51. A method for treating urinary incontinence or overactive bladder in a patient, comprising administering to a patient a therapeutically effective amount of a compound or salt or hydrate thereof according to claim 1, and thereby alleviating urinary incontinence or overactive bladder in the patient.

52. A method for treating symptoms of menopause in a patient, comprising administering to a patient a therapeutically effective amount of a compound or salt or hydrate thereof according to claim 1, and thereby alleviating symptoms of menopause in the patient.

53. (canceled)

54. A compound or salt or hydrate thereof according to claim 1, wherein the compound is radiolabeled.

55.-56. (canceled)

57. A packaged pharmaceutical preparation, comprising:

(a) a pharmaceutical composition according to claim 25 in a container; and

(b) instructions for using the composition to treat pain.
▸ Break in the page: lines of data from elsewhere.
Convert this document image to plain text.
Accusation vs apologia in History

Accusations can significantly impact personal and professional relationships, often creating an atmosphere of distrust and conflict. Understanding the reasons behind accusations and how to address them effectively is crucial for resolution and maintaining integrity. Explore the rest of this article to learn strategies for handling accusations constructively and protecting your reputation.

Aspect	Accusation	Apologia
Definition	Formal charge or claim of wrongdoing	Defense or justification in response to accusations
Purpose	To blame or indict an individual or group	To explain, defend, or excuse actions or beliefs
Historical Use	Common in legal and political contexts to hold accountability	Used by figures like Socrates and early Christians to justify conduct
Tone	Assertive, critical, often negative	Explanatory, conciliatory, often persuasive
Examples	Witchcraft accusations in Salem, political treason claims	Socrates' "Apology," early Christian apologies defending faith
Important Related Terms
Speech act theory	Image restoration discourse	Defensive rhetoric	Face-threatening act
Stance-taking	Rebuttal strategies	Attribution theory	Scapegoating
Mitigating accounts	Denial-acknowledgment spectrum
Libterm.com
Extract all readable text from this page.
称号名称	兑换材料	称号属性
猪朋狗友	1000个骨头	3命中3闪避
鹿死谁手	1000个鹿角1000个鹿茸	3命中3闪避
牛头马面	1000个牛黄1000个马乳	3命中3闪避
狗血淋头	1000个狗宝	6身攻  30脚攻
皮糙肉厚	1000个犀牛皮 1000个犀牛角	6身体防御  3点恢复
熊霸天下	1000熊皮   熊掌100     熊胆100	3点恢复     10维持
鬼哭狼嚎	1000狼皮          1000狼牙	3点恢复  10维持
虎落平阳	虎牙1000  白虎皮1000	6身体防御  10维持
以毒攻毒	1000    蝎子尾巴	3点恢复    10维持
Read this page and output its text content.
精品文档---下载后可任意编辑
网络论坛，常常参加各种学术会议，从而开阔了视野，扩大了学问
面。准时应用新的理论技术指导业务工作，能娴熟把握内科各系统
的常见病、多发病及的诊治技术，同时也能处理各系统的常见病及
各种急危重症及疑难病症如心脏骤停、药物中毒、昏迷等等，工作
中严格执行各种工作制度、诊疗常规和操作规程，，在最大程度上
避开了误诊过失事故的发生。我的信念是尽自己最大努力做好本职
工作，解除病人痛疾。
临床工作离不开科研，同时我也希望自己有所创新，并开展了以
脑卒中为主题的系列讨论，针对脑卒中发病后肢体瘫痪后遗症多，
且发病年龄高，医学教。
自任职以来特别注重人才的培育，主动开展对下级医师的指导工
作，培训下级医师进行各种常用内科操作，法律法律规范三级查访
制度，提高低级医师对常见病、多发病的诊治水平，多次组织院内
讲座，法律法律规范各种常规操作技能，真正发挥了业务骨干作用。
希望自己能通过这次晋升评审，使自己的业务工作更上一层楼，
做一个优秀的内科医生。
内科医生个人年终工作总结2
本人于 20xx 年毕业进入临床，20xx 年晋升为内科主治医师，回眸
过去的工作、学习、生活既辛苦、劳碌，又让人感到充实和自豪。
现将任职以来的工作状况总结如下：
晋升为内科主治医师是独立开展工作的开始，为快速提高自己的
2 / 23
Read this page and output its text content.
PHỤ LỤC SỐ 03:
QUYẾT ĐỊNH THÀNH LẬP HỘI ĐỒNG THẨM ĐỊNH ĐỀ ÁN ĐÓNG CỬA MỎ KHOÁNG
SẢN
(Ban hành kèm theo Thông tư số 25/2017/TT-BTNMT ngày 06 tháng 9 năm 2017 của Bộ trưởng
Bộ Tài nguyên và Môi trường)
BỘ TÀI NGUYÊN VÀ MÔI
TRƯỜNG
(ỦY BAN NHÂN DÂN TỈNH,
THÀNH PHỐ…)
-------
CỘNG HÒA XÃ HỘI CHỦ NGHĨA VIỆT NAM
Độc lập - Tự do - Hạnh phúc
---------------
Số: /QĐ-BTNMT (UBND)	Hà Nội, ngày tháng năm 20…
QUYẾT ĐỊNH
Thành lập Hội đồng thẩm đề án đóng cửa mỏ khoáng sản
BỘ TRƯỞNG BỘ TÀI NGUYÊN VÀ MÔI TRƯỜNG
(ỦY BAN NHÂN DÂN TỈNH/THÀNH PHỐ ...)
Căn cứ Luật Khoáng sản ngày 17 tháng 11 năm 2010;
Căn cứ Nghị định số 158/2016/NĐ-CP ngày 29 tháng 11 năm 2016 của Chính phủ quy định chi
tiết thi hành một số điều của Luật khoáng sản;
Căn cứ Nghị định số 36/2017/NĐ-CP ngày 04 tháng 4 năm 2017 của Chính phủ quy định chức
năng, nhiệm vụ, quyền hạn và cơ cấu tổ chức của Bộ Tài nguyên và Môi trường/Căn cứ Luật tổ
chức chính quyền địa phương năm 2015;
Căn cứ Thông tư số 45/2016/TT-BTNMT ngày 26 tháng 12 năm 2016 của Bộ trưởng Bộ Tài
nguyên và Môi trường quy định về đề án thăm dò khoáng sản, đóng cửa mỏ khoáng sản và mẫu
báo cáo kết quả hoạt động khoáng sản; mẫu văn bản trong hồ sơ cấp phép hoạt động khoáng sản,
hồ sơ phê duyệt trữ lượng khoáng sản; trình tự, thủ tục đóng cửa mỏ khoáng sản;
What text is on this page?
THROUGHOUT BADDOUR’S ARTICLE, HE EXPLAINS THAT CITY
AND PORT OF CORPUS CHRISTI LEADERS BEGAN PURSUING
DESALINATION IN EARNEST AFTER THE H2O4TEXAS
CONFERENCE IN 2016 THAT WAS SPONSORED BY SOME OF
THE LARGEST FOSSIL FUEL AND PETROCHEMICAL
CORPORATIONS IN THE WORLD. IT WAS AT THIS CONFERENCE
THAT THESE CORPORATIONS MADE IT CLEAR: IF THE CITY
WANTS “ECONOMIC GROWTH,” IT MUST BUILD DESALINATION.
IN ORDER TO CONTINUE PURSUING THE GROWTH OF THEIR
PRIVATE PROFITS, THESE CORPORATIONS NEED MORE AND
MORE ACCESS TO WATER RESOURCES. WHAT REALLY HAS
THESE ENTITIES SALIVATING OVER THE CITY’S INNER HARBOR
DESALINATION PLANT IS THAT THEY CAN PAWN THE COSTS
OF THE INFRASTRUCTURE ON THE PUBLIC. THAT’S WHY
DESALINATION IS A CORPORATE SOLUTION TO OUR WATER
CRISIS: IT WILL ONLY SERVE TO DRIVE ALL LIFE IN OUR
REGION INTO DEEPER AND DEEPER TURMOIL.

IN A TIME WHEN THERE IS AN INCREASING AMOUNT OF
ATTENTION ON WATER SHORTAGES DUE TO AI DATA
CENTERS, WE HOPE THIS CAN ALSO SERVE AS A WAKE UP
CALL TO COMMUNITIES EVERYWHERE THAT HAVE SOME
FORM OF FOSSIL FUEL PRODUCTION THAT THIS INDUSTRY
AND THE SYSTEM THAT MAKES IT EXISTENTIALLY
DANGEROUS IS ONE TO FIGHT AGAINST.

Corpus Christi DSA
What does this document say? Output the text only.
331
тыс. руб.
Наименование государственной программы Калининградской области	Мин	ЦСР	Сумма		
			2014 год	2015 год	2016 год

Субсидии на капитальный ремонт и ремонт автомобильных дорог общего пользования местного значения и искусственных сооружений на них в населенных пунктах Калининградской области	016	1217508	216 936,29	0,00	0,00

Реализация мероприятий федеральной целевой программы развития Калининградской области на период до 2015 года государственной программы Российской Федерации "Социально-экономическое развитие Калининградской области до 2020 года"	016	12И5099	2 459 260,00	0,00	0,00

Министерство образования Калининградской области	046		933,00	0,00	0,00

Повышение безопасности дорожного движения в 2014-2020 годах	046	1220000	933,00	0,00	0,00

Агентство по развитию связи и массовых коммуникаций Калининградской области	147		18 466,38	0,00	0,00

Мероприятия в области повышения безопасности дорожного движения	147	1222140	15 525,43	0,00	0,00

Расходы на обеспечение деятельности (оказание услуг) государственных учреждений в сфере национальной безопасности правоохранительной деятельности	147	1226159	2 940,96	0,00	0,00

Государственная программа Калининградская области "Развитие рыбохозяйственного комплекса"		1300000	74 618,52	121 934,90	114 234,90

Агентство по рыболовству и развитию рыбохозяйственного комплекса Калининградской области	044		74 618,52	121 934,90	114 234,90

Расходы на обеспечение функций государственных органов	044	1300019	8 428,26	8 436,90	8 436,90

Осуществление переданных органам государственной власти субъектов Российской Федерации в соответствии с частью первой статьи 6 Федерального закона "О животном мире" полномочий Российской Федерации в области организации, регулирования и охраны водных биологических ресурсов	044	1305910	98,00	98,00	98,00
58. A packaged pharmaceutical preparation, comprising:

(a) a pharmaceutical composition according to claim 25 in a container; and

(b) instructions for using the composition to treat cough or hiccup.

59. A packaged pharmaceutical preparation, comprising:

(a) a pharmaceutical composition according to claim 25 in a container; and

(b) instructions for using the composition to treat obesity.

60. A packaged pharmaceutical preparation, comprising:

(a) a pharmaceutical composition according to claim 25 in a container; and

(b) instructions for using the composition to treat urinary incontinence or overactive bladder.

61.-62. (canceled)

63. A method for treating pain in a patient, comprising administering to a patient suffering from pain a therapeutically effective amount of a combination of (i) at least one compound or salt or hydrate thereof according to claim 1, and (ii) ibuprofen, and thereby alleviating pain in the patient.